Two books, of roughly the same weight and feel in one’s hands, relieved trauma of inadequately deodorized underarms in the Metro this summer — Geoff Dyer’s Zona and Adam Phillips’s Missing Out. Both of them have alluring subtitles — “A Book about a Film about a Journey to a Room” and “In Praise of the Unlived Life” respectively. Both are written by attractively uncategorizable, middle-aged Englishmen who manage to sound refreshingly young without being vain. Reading both books feels like engaging in a conversation with their writers; each is a voice in a room — talking, but listening too.

The texture of Phillips’s writing is densely allusive, while his prose sinuously follows the loops and shocks of working through an idea or observation without ever losing, and loosening, the thread of lucidity. There are no concessions made to the difficulty of what is being thought through. But there is no jargon either — remarkable in a writer who works the grey zone between two cant-driven disciplines, psychoanalysis and literary criticism.
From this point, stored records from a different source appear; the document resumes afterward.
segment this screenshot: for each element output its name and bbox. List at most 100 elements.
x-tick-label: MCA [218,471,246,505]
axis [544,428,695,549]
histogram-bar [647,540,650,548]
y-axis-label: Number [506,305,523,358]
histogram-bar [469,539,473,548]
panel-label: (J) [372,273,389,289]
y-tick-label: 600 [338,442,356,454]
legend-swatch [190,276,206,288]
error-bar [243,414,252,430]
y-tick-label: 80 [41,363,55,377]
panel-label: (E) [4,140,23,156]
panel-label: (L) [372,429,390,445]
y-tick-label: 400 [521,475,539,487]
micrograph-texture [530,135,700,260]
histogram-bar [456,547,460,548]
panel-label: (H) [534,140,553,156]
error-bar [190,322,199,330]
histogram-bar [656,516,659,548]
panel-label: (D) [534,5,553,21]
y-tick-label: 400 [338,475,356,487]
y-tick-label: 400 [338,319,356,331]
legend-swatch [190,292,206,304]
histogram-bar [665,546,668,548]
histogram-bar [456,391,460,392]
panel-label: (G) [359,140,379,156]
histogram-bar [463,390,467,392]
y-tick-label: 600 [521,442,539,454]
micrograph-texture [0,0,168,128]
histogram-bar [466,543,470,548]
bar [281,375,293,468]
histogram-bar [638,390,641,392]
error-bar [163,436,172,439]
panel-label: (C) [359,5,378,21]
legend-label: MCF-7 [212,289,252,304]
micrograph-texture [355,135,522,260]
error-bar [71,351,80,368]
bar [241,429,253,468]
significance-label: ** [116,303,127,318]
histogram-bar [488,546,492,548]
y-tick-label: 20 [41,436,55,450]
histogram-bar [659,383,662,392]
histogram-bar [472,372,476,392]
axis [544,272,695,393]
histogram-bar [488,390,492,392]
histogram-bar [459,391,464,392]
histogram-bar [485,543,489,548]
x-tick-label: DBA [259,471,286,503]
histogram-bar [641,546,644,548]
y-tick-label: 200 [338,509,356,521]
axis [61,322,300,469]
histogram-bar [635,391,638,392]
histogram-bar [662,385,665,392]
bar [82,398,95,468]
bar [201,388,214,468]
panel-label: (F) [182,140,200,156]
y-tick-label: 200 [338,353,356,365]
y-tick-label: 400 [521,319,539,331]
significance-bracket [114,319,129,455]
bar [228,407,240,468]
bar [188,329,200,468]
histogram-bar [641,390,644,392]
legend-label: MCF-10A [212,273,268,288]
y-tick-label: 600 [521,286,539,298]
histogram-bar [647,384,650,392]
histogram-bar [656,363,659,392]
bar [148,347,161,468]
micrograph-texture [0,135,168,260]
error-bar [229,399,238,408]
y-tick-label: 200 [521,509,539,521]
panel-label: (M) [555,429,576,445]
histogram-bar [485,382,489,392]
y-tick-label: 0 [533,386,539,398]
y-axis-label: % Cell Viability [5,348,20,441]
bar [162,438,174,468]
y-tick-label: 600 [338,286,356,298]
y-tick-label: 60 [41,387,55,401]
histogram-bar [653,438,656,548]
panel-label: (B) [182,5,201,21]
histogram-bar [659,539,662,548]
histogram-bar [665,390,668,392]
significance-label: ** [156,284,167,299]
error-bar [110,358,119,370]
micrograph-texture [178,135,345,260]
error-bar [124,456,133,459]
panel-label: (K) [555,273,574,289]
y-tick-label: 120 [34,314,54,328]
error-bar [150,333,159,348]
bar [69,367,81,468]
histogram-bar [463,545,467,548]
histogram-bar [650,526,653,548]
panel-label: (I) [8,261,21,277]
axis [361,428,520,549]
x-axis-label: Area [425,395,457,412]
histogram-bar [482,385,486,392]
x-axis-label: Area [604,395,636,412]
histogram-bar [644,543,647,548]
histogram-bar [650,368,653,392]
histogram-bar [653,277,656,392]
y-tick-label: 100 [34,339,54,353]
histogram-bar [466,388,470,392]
This marginality to disciplines, discourses and institutions that are necessarily ambivalent about their own authority is what Phillips and Dyer — both students of English — also have in common, formed to some extent by the essays-and-conversation mix of openness and rigour in the Oxford tutorial system.

For Phillips, psychoanalysis is most true to itself (and to its founder’s anxieties) when it looks beyond the “romance of cure” and the goal of self-knowledge to ponder its own redundancy as a science, opening itself up, instead, to a freer association with the therapeutic powers of literature and the other arts (including the arts of conversation). Missing Out spins out its elegies to our unlived lives — the lives that we could have lived, but did not, and which haunt us like the ghostly doubles of the lives we do live — through close readings of King Lear, Othello, Thoreau’s Walden, Larkin’s This Be the Verse, Greene’s The End of the Affair and the OED. Apart from psychoanalytic theorists like Wilfred Bion and, of course, Freud (whose works are read more as literature and philosophy than theory or science), Phillips’s conversations are with philosophers and critics like Stanley Cavell and Barbara Everett.

Yet, the purpose of the book is doggedly practical. How can complicated modern people confront both their need, and their inability, to be happy — indeed, their embarrassment, with happiness? Or, from another, more interesting, direction, how can they manage (and occasionally communicate to others) their “commitment to their own unhappiness”? Is not the “the wish to frustrate ourselves” the most ironic, and the most modern, of our wishes? So, how can we be happy without disappointing ourselves and boring others?